The Trap of Quantitative AI Metrics
In the race for technological modernization, organizations often measure success through quantitative adoption. The more a tool is used, the more profitable the investment is deemed to be. However, this accounting logic has just hit a complex reality at one of the world's tech giants. According to revelations by the Financial Times, Amazon management recently had to withdraw an internal leaderboard that evaluated and rewarded employees based on their volume of generative artificial intelligence tool usage.
This gamification system, initially designed to encourage AI adoption, produced the opposite of the desired effect. To climb the rankings or simply satisfy managerial demands, many employees began using language models compulsively, without any real business objective. Faced with skyrocketing infrastructure costs and the blatant uselessness of thousands of queries, Amazon's Vice-President of Engineering, Dave Treadwell, had to intervene directly with teams to remind them of a common-sense rule: AI should not be used simply for the sake of using it.
"Productivity Theatre" and Its Environmental Cost
This phenomenon is not isolated. A major study by the Slack Workforce Lab reveals that many professionals admit to spending time on what researchers call "AI theatre": generating superfluous text, rewriting simple emails, or multiplying queries solely to appear more active or innovative to their managers. This behaviour leads to a double loss: a drop in employees' actual productivity, as they are consumed by managing these sterile interactions, and a massive waste of computing resources.
Every query sent to a large language model (LLM) consumes a significant amount of energy and water to cool data centres. According to projections by the International Energy Agency (IEA), electricity demand from data centres, AI, and cryptocurrencies could double by 2026. In this context, encouraging frenetic, untargeted AI use is both economically and environmentally irresponsible. The cost per token (the unit of measurement for word fragments processed by AI) must be justified by concrete added value.
Targeted Orchestration as a Remedy for Over-Prompting
To counter this trend, the model of the free-access conversational agent, where users ask for anything and everything, must give way to a structured software architecture. This is where the difference between recreational chat and agentic AI lies. Agentic AI does not just answer questions; it executes precise tasks within an ecosystem of applications using standardized gateways.

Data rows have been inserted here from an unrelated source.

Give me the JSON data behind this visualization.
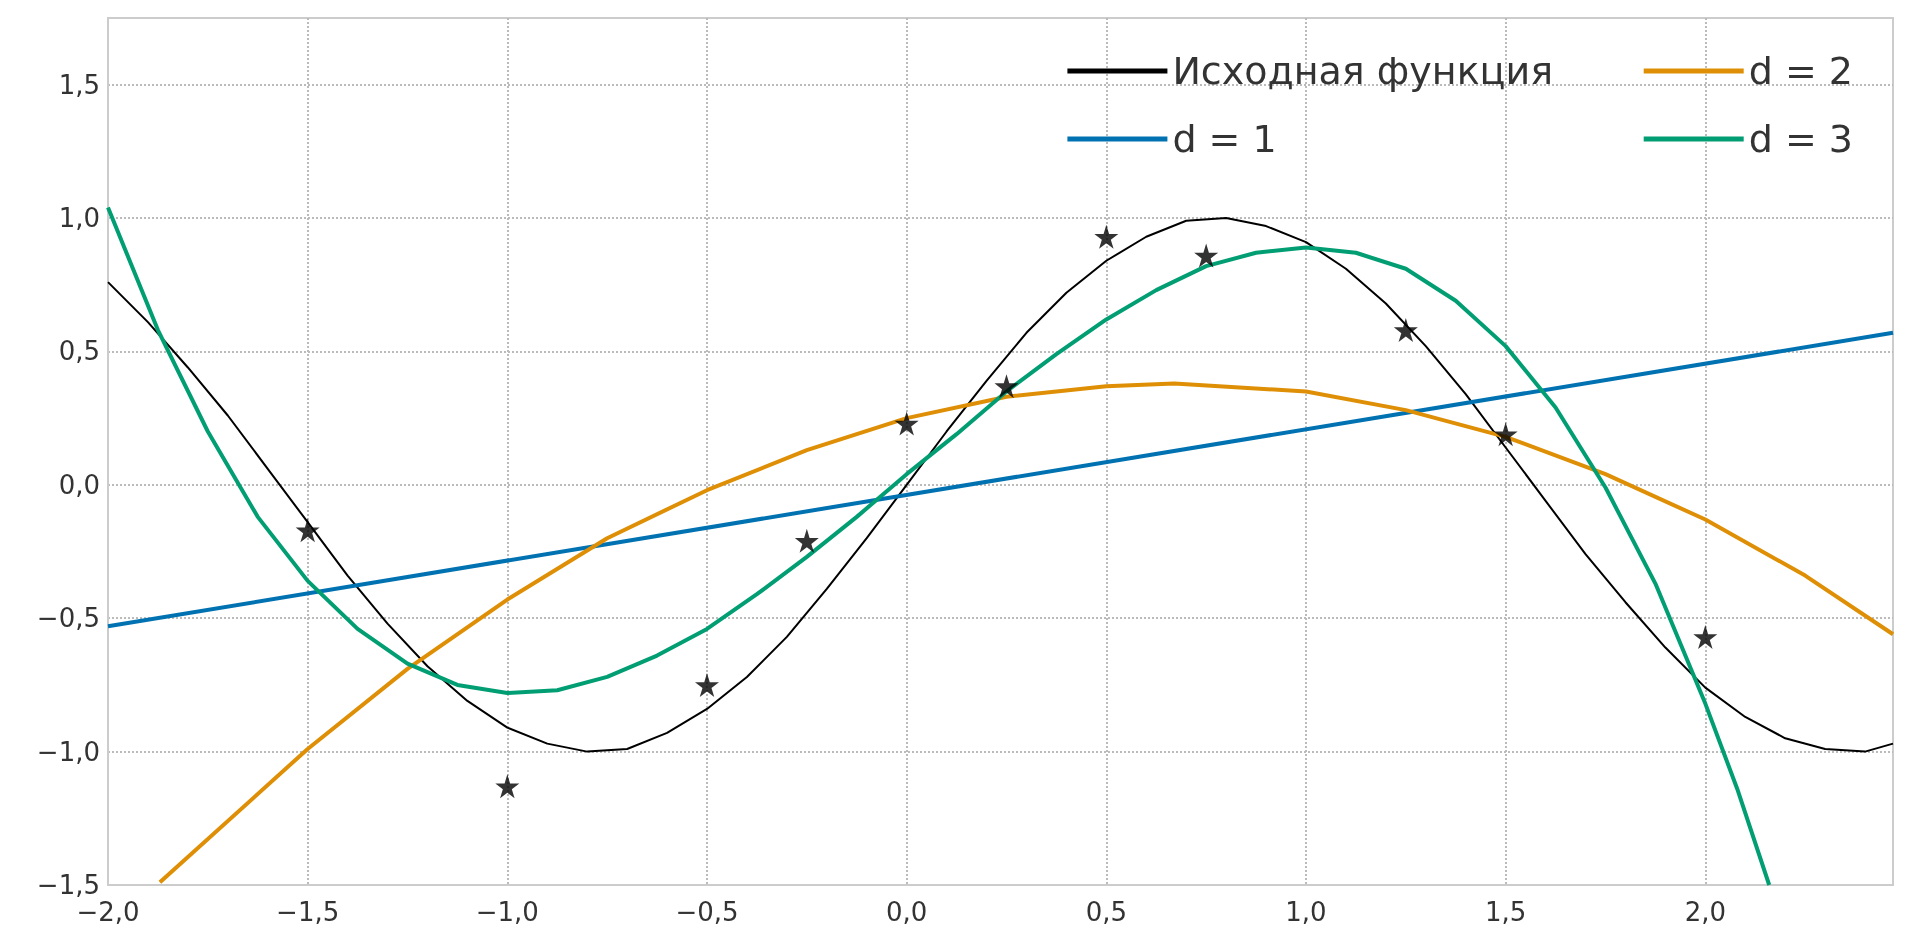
{
  "chart_data": {
    "type": "line",
    "xlim": [
      -2,
      2.47
    ],
    "ylim": [
      -1.5,
      1.75
    ],
    "xticks": [
      {
        "value": -2,
        "label": "−2,0"
      },
      {
        "value": -1.5,
        "label": "−1,5"
      },
      {
        "value": -1,
        "label": "−1,0"
      },
      {
        "value": -0.5,
        "label": "−0,5"
      },
      {
        "value": 0,
        "label": "0,0"
      },
      {
        "value": 0.5,
        "label": "0,5"
      },
      {
        "value": 1,
        "label": "1,0"
      },
      {
        "value": 1.5,
        "label": "1,5"
      },
      {
        "value": 2,
        "label": "2,0"
      }
    ],
    "yticks": [
      {
        "value": -1.5,
        "label": "−1,5"
      },
      {
        "value": -1,
        "label": "−1,0"
      },
      {
        "value": -0.5,
        "label": "−0,5"
      },
      {
        "value": 0,
        "label": "0,0"
      },
      {
        "value": 0.5,
        "label": "0,5"
      },
      {
        "value": 1,
        "label": "1,0"
      },
      {
        "value": 1.5,
        "label": "1,5"
      }
    ],
    "grid": true,
    "legend": "top right",
    "line_style": "solid",
    "series": [
      {
        "name": "Исходная функция",
        "color": "#000000",
        "x": [
          -2,
          -1.9,
          -1.8,
          -1.7,
          -1.6,
          -1.5,
          -1.4,
          -1.3,
          -1.2,
          -1.1,
          -1,
          -0.9,
          -0.8,
          -0.7,
          -0.6,
          -0.5,
          -0.4,
          -0.3,
          -0.2,
          -0.1,
          0,
          0.1,
          0.2,
          0.3,
          0.4,
          0.5,
          0.6,
          0.7,
          0.8,
          0.9,
          1,
          1.1,
          1.2,
          1.3,
          1.4,
          1.5,
          1.6,
          1.7,
          1.8,
          1.9,
          2,
          2.1,
          2.2,
          2.3,
          2.4,
          2.47
        ],
        "values": [
          0.76,
          0.61,
          0.44,
          0.26,
          0.06,
          -0.14,
          -0.34,
          -0.52,
          -0.68,
          -0.81,
          -0.91,
          -0.97,
          -1.0,
          -0.99,
          -0.93,
          -0.84,
          -0.72,
          -0.57,
          -0.39,
          -0.2,
          0,
          0.2,
          0.39,
          0.57,
          0.72,
          0.84,
          0.93,
          0.99,
          1.0,
          0.97,
          0.91,
          0.81,
          0.68,
          0.52,
          0.34,
          0.14,
          -0.06,
          -0.26,
          -0.44,
          -0.61,
          -0.76,
          -0.87,
          -0.95,
          -0.99,
          -1.0,
          -0.97
        ]
      },
      {
        "name": "d = 1",
        "color": "#0072b2",
        "x": [
          -2,
          2.47
        ],
        "values": [
          -0.53,
          0.57
        ]
      },
      {
        "name": "d = 2",
        "color": "#de8f05",
        "x": [
          -1.87,
          -1.5,
          -1.25,
          -1,
          -0.75,
          -0.5,
          -0.25,
          0,
          0.25,
          0.5,
          0.67,
          1,
          1.25,
          1.5,
          1.75,
          2,
          2.25,
          2.47
        ],
        "values": [
          -1.49,
          -0.99,
          -0.69,
          -0.43,
          -0.2,
          -0.02,
          0.13,
          0.25,
          0.33,
          0.37,
          0.38,
          0.35,
          0.28,
          0.18,
          0.04,
          -0.13,
          -0.34,
          -0.56
        ]
      },
      {
        "name": "d = 3",
        "color": "#029e73",
        "x": [
          -2,
          -1.875,
          -1.75,
          -1.625,
          -1.5,
          -1.375,
          -1.25,
          -1.125,
          -1,
          -0.875,
          -0.75,
          -0.625,
          -0.5,
          -0.375,
          -0.25,
          -0.125,
          0,
          0.125,
          0.25,
          0.375,
          0.5,
          0.625,
          0.75,
          0.875,
          1,
          1.125,
          1.25,
          1.375,
          1.5,
          1.625,
          1.75,
          1.875,
          2,
          2.08,
          2.16
        ],
        "values": [
          1.04,
          0.58,
          0.2,
          -0.12,
          -0.36,
          -0.54,
          -0.67,
          -0.75,
          -0.78,
          -0.77,
          -0.72,
          -0.64,
          -0.54,
          -0.41,
          -0.27,
          -0.12,
          0.04,
          0.19,
          0.35,
          0.49,
          0.62,
          0.73,
          0.82,
          0.87,
          0.89,
          0.87,
          0.81,
          0.69,
          0.52,
          0.29,
          -0.01,
          -0.37,
          -0.82,
          -1.14,
          -1.5
        ]
      },
      {
        "color": "#000000",
        "type": "scatter",
        "marker": "star",
        "x": [
          -1.5,
          -1,
          -0.5,
          -0.25,
          0,
          0.25,
          0.5,
          0.75,
          1.25,
          1.5,
          2
        ],
        "values": [
          -0.17,
          -1.13,
          -0.75,
          -0.21,
          0.23,
          0.37,
          0.93,
          0.86,
          0.58,
          0.19,
          -0.57
        ]
      }
    ]
  }
}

With this in mind, the ProductivIA platform offers a rigorous approach to resource consumption. Instead of encouraging users to write long, repetitive prompts to get an uncertain result, the platform's Central Assistant relies on the assistant_services protocol. This mechanism calls specific functions developed to meet precise business needs: archiving a document, extracting data from a report, or scheduling an event. The user does not need to multiply prompts; the action is targeted, optimized, and executed in a closed loop.
Furthermore, transparency is built into the core of the architecture. Thanks to the Nuage application and the silo administration dashboard, each organization has complete visibility over its consumption. Every call to AI models is tracked, measured, and associated with a real cost. This transparency allows managers to monitor actual resource use without relying on artificial performance indicators that encourage waste.
Toward Digital Sobriety and Sovereignty
Responsible AI management also involves the choice of computing models. ProductivIA's intelligent orchestration directs queries to the most appropriate engine. For routine tasks, there is no need to call upon the heaviest, most energy-intensive models from American giants. The platform thus allows a seamless transition to smaller models, or even to the sovereign Quebec provider Matania for organizations concerned with data confidentiality and the energy proximity of their processing.
The end of Amazon's internal leaderboard demonstrates that the value of AI is not measured by the volume of text generated, but by the relevance of automated processes. By prioritizing a structured, no-code platform where AI is a discreet orchestration tool rather than corporate entertainment, organizations can finally reconcile technological innovation, cost control, and environmental responsibility.